Jacqueline dropped her hands. “I am sorry... I tried to murder you.”
Julia laughed aloud.
Is she serious?
“I was not well when I... attempted that.”
“Is this where you claim temporary insanity?” Julia made no move to temper her sarcasm.
Jacqueline shook her head.
Julia’s brows cinched. This was beyond weird.
“This is where I escort you back to the group. Domiatri wished for me to Track you. It was twofold. I would be safe, and you would be found and returned.”
Julia opened her mouth to tell her to piss off when Harriet pounced on Jacqueline.
Julia should have let her die.

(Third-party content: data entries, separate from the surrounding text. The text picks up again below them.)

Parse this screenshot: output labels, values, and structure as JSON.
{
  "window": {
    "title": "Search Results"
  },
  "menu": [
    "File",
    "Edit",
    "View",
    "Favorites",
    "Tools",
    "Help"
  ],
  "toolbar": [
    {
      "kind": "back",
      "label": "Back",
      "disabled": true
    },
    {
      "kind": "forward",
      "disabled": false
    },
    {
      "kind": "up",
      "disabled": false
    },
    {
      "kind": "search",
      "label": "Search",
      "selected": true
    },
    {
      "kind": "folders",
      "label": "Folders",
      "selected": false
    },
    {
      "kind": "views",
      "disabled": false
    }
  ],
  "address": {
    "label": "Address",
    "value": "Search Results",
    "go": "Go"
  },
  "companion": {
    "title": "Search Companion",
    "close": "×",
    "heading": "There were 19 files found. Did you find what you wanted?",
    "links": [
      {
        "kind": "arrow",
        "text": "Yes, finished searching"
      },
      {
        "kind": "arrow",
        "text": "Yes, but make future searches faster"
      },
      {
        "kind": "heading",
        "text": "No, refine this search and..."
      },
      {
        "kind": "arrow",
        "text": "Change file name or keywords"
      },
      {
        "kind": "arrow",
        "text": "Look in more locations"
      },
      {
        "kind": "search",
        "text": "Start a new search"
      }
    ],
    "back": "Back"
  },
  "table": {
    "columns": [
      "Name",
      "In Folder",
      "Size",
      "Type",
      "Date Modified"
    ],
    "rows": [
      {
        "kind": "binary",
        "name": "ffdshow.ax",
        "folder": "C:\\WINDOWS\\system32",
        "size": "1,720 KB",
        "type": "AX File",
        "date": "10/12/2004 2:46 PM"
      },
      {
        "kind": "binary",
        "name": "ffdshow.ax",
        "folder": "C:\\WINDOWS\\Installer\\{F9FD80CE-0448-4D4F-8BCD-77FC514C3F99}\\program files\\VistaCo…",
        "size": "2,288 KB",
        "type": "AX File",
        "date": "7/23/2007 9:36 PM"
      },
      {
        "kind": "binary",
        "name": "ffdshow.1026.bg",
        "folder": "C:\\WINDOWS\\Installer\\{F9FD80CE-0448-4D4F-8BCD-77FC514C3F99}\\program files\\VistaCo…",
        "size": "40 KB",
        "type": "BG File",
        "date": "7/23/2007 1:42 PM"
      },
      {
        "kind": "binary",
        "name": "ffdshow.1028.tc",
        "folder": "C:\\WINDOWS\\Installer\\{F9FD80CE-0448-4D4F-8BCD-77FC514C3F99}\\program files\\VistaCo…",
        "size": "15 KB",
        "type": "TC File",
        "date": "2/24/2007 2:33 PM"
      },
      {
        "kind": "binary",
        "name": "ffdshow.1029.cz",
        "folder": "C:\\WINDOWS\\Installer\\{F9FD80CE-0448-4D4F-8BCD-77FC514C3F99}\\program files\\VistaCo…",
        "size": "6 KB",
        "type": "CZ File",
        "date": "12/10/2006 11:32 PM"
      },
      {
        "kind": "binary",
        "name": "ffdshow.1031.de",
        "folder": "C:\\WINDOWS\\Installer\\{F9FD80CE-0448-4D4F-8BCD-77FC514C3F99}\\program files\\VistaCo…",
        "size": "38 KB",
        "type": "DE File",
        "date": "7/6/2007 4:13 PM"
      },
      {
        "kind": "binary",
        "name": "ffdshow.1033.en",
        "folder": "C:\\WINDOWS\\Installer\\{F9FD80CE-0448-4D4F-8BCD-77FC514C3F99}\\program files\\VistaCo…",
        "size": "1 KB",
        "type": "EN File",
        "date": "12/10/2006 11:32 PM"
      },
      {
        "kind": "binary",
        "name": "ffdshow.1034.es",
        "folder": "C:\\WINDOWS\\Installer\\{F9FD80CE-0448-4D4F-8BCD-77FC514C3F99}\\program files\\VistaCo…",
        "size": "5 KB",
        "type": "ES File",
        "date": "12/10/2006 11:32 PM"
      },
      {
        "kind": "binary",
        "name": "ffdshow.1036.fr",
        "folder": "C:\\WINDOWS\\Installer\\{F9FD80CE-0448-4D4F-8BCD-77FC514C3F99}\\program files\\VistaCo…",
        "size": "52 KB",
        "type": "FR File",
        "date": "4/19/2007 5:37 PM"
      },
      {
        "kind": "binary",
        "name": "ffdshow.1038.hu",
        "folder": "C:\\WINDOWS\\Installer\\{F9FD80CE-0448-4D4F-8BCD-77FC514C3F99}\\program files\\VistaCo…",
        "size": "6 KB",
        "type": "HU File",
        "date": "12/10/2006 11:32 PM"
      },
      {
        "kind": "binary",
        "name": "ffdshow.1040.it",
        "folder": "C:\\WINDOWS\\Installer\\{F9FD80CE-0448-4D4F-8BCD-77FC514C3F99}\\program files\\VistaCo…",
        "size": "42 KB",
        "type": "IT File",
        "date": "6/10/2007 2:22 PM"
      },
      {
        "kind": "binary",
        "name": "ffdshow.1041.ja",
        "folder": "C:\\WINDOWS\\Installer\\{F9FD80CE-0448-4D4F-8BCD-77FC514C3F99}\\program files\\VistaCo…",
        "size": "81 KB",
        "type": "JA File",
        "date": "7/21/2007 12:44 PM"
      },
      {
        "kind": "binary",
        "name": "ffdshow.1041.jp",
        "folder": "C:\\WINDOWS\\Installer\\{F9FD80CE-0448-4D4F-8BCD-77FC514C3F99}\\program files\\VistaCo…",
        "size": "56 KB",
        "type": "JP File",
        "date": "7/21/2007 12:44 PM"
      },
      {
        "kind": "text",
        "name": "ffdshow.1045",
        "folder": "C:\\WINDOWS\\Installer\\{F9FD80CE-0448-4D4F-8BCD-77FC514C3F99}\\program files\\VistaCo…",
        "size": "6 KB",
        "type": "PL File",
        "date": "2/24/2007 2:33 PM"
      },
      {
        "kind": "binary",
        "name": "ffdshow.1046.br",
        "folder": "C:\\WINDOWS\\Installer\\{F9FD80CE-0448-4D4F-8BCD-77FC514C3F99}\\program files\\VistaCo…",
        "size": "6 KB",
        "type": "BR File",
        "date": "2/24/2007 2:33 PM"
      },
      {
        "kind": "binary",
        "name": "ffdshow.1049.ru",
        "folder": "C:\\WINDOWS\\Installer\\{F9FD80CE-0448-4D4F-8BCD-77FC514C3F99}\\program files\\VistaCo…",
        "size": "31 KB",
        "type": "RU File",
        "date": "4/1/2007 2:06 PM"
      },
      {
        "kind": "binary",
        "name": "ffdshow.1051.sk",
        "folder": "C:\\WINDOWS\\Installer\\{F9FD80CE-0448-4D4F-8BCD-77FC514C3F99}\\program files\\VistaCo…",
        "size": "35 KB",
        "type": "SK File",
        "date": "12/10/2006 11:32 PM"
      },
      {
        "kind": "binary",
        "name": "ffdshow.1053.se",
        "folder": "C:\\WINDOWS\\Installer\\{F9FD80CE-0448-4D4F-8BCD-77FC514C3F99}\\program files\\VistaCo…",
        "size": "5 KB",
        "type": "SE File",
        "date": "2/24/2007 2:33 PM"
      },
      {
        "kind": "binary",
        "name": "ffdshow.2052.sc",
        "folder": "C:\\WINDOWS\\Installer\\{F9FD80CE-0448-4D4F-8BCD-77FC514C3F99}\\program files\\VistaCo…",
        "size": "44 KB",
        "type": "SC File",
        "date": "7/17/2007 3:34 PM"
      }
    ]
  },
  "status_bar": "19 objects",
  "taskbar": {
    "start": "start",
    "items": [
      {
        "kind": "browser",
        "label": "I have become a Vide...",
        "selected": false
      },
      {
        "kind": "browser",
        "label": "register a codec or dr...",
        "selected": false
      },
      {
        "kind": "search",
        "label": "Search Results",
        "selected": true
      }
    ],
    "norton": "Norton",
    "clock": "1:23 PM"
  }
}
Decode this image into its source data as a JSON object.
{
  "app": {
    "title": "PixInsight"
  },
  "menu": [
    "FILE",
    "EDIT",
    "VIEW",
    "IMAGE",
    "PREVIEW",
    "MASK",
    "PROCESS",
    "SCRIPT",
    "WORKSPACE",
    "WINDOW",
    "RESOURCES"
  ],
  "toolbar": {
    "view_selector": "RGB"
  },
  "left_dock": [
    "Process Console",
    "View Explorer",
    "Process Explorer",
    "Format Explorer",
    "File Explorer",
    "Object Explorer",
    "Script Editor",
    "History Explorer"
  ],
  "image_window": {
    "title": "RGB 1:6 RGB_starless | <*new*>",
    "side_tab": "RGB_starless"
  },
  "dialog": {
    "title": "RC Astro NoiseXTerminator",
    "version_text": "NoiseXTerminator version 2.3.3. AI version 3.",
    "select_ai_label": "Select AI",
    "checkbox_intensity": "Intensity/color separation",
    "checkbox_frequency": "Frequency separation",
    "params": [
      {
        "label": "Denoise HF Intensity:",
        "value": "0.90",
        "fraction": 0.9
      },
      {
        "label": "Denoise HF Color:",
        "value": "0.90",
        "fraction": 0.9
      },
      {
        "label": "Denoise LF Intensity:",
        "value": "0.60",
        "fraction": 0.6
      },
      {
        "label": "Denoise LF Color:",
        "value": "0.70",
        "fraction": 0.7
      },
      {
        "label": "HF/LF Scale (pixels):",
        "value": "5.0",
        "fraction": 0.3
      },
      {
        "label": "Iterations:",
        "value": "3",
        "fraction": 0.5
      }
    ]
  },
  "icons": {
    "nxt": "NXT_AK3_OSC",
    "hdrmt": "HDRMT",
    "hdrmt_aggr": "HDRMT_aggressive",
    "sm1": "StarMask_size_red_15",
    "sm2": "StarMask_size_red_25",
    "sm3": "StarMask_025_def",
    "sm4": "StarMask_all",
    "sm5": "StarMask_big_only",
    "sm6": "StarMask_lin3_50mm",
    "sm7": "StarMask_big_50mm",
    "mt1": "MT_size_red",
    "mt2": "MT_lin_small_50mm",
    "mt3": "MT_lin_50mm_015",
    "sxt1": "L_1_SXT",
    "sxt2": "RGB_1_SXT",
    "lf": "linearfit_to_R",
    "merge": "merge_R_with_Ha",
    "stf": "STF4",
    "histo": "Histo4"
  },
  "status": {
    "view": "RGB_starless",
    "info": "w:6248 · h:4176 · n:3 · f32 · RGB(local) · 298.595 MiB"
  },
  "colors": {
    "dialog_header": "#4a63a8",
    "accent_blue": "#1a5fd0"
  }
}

She was a proven murderess.
But Julia's instincts said something was off.
For one, Jacqueline wasn't that good an actress.
What if she isn’t acting?
Julia steeled herself, racing toward the werewolf and her killer.
Slash faced the half-blood Red. He couldn't help his feelings of vulnerability with the two facing him.
Just a natural part of dominance struggle.
Slash had encountered Reds before, of course. During turf wars but mainly as rogues.
Not now.
That was as organized a plan as he'd ever seen. They had banded together and made themselves a force to be reckoned with.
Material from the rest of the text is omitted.